Ford yesterday posted its worst annual loss, totaling $14.6 billion, breaking its previous record of $12.6 billion reported two years earlier.

Executives blamed Ford’s sharp 30 percent drop in sales for the wipeout. In the fourth quarter, however, Ford spent $5.1 billion more than it took in, causing a quarterly loss of $5.9 billion.

Shoring up for a rougher year ahead than expected, Ford told lenders yesterday that it wants to borrow the remaining $10.1 billion of its secured credit line. The move would put off any temptation to take government bailout money, executives said.
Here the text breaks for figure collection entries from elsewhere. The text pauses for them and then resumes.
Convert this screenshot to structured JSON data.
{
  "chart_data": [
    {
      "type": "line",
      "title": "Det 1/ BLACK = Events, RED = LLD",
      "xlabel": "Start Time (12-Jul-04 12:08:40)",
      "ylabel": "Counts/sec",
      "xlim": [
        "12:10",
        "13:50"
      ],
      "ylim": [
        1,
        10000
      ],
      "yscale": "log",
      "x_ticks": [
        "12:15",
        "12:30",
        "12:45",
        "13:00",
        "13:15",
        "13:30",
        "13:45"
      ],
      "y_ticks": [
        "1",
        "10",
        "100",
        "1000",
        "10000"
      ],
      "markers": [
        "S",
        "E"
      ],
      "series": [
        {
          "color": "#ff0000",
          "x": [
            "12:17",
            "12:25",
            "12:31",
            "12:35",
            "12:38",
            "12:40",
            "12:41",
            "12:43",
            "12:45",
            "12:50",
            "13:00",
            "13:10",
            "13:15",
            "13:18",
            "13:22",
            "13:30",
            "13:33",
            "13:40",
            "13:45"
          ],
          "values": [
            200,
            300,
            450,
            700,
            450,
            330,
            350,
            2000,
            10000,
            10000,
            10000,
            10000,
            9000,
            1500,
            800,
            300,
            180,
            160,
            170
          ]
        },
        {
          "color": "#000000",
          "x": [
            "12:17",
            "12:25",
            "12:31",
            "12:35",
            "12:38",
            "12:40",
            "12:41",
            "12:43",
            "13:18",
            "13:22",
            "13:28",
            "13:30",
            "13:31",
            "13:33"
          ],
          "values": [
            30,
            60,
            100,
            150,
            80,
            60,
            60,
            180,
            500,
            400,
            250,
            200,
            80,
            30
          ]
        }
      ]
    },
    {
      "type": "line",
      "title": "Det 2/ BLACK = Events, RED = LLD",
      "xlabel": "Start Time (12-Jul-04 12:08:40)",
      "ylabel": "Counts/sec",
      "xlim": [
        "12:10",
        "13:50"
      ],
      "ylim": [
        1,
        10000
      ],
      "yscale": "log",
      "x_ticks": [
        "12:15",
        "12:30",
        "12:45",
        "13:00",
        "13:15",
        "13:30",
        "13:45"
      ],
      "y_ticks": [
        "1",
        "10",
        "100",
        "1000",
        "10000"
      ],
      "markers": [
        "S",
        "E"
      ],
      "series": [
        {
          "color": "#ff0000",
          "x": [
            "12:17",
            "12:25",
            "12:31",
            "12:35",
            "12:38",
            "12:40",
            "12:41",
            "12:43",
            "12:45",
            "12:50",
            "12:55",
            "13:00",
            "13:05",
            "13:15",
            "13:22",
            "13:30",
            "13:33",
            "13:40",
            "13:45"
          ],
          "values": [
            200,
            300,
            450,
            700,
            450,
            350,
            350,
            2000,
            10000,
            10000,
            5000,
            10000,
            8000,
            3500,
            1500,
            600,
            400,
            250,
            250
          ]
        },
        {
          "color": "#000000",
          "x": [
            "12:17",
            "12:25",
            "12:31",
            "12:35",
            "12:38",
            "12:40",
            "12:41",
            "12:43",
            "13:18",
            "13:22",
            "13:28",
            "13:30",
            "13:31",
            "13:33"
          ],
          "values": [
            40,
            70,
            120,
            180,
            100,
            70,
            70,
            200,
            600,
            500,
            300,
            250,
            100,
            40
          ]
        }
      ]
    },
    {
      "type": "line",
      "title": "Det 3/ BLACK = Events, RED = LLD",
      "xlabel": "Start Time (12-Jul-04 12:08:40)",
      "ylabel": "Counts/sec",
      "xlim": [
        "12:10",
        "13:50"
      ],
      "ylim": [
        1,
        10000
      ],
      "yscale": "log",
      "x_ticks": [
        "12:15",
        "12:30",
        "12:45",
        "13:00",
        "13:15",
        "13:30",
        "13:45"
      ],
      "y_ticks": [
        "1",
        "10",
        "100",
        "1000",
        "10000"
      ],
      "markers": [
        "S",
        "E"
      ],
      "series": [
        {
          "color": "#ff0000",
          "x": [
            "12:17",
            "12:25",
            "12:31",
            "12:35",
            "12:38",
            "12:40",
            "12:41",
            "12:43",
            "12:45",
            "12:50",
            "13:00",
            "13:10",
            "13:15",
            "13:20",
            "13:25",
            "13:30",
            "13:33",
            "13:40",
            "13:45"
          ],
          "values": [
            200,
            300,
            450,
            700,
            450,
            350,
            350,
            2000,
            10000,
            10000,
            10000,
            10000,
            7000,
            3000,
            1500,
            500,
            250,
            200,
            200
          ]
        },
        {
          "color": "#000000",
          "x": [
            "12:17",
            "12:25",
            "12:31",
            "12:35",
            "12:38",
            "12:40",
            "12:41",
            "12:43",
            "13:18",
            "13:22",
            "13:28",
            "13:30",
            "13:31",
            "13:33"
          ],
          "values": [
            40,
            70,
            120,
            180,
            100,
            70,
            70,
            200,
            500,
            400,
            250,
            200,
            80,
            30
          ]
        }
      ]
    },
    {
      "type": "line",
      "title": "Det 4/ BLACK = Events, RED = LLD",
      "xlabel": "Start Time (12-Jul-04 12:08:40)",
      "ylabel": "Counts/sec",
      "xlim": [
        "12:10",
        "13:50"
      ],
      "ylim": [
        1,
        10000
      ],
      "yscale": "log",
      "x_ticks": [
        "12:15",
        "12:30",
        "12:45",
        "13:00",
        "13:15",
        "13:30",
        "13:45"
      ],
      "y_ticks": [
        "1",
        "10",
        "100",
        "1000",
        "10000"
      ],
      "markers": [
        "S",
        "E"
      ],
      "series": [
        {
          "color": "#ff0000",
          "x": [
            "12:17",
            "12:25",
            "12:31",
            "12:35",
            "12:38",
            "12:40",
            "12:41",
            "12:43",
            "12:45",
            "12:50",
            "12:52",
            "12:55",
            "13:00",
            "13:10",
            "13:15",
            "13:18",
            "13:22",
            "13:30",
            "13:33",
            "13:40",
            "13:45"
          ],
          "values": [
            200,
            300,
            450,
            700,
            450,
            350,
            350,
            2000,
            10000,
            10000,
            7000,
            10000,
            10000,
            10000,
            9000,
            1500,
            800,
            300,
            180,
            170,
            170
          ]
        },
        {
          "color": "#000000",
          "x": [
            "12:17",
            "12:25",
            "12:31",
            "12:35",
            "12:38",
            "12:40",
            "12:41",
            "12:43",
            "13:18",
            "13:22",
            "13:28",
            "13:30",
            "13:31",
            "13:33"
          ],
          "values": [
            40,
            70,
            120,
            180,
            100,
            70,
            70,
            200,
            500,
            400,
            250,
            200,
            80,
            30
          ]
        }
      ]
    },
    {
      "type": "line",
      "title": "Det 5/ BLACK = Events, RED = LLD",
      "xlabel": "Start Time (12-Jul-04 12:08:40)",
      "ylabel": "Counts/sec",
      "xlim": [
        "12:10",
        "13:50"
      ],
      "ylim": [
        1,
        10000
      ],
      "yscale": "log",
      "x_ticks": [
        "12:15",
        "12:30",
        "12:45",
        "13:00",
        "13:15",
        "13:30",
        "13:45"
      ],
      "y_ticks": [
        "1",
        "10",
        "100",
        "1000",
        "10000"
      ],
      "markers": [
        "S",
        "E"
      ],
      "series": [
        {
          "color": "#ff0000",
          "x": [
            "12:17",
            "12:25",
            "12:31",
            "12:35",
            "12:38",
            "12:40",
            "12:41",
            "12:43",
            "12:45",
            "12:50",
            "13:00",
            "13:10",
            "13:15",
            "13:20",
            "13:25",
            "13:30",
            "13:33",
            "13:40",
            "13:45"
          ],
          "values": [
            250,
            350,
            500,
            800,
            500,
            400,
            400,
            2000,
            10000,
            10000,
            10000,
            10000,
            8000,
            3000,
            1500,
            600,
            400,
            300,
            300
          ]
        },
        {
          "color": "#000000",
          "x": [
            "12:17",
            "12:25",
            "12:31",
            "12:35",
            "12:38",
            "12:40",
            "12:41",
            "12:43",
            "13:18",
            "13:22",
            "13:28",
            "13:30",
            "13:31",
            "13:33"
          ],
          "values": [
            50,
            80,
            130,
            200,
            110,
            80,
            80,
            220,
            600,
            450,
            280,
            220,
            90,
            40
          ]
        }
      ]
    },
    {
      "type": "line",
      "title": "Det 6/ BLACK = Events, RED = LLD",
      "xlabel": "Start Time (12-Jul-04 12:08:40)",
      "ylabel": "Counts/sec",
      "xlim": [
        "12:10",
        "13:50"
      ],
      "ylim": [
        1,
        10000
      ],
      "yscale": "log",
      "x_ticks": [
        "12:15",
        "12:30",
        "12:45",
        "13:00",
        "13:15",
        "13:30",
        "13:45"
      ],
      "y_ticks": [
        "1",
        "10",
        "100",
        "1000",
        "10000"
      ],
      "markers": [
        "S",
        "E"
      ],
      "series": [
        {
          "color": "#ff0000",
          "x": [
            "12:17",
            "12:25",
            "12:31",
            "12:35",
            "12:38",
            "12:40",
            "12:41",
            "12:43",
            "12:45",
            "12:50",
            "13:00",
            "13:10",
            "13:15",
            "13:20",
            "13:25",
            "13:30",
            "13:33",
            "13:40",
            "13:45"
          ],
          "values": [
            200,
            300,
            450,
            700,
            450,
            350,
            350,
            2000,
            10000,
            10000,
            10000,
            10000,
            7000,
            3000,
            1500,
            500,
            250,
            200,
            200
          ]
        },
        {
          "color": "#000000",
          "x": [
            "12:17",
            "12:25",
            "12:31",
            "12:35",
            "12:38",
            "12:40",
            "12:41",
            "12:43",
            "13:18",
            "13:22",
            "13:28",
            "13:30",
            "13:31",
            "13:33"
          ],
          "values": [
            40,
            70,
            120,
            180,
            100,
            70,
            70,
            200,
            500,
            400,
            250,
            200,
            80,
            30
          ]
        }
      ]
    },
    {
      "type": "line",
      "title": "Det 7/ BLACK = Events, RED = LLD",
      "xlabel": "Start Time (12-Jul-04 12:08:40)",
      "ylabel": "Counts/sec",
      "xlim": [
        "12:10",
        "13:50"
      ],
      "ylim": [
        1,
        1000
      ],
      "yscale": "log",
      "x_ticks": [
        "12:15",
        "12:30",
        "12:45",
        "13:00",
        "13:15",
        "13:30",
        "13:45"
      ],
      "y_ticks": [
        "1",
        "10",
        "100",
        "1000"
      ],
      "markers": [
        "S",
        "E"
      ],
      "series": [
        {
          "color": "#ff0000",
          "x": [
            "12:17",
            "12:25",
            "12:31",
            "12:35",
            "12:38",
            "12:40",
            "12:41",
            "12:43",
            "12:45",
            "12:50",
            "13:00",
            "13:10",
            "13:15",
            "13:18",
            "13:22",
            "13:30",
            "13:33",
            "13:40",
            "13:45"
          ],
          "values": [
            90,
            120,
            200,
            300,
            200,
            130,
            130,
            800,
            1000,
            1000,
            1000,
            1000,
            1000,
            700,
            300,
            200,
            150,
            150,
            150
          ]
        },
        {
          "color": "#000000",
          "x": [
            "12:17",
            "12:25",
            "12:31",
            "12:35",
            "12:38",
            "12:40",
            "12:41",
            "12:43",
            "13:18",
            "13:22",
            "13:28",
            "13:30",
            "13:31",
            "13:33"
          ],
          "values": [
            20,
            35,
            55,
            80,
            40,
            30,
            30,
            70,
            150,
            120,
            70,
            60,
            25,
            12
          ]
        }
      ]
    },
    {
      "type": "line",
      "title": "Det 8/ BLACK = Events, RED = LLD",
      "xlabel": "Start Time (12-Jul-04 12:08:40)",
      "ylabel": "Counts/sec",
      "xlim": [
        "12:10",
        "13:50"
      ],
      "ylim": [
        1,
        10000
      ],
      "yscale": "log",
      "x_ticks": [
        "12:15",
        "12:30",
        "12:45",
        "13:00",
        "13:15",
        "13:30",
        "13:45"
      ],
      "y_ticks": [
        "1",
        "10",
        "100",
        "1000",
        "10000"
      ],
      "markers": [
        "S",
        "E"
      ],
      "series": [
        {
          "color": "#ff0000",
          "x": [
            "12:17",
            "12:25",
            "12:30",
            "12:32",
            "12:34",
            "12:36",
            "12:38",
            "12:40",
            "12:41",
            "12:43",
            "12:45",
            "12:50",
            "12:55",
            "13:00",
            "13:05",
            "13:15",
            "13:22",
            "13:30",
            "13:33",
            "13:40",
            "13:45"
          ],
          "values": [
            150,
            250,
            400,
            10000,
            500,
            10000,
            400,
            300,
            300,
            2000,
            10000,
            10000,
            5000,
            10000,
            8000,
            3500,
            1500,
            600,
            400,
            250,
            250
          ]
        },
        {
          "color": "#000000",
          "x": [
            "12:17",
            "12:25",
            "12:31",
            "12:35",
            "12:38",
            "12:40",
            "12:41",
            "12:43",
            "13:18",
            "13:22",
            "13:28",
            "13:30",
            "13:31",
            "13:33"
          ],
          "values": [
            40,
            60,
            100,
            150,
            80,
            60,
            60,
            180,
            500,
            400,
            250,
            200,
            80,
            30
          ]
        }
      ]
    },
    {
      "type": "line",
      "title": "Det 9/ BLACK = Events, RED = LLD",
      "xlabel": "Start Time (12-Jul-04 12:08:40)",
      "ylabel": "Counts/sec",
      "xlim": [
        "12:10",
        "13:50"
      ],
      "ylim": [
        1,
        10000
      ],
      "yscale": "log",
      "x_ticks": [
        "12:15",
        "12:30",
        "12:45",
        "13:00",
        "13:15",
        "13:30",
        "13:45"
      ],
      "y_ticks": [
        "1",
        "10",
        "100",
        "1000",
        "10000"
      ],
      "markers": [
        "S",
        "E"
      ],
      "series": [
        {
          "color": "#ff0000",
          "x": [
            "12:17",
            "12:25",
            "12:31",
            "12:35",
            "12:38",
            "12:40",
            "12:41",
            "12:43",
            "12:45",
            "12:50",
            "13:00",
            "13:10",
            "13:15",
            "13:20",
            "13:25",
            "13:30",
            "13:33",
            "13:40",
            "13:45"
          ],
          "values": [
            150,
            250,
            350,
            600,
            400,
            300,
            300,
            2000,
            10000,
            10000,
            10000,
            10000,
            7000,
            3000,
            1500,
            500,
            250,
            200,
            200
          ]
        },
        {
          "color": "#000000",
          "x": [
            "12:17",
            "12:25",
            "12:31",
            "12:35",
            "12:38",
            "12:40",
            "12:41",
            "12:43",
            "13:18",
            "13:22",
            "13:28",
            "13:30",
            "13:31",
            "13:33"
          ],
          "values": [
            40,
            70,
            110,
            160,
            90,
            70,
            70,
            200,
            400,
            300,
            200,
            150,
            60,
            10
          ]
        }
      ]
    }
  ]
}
“We took this action because of our concerns about the growing instability of the capital markets,” said CEO Alan Mulally. “It’s not our plan at all to access the government money.”

Ford earlier asked for a $9 billion line of credit from the US that it might use in a worst-case scenario. It also expects to receive $5 billion of direct loans from a US program to support improved fuel economy.

Shares fell nearly 4 percent to $1.95, off 8 cents.

Ford said its financing arm would cut about 20 percent of its work force, or 1,200 full-time and contract jobs, as it deals with a smaller US market. It also trimmed its forecast for 2009 industry-wide sales to about 11.2 million vehicles from 12.5 million.

Ford lost $2.46 per share compared with a $1.33 per share loss a year earlier. Revenue in the quarter fell 36 percent.